Al-Qaeda-linked al-Shabab is fighting to overthrow the UN-backed interim government.
It is estimated to have between 7,000 and 9,000 fighters and controls many southern and central areas of the country.
In August, it announced a tactical withdrawal from Mogadishu after fierce fighting with AU forces.
But the group has continued to detonate bombs in the city, killing five people in an attack at a busy junction earlier this month.
AU commanders say they need up to 20,000 troops to hold on to Mogadishu.
The BBC's Mohamed Dore in Mogadishu says a plane carrying the Djiboutian troops has landed in the city.
They are said to number 200 and will strengthen the AU force, currently made up of Ugandan and Burundian troops.
Other countries that have failed to fulfil promises to send troops include Nigeria and Malawi.

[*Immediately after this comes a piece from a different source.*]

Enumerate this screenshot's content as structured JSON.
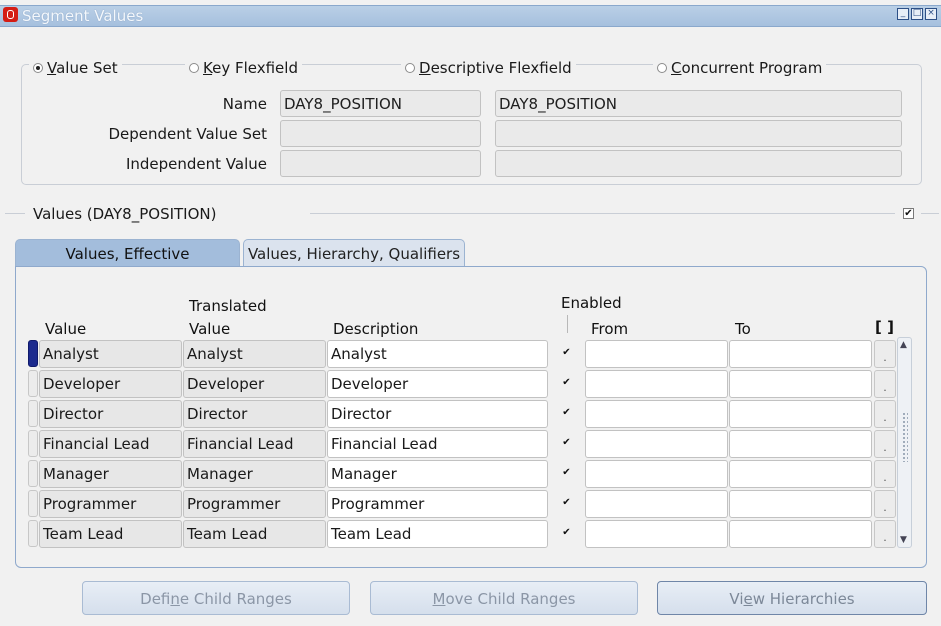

Djibouti borders Somalia and its people speak the same language.
Kenya sent troops in October to pursue al-Shabab after blaming it for a spate of abductions on its side of the border.
The group denies involvement in the abductions.
Somalia has not had a functioning central government for more than 20 years and has been convulsed by fighting between various militias.
The UN says it is the world's worst humanitarian situation, with famine conditions in three southern areas.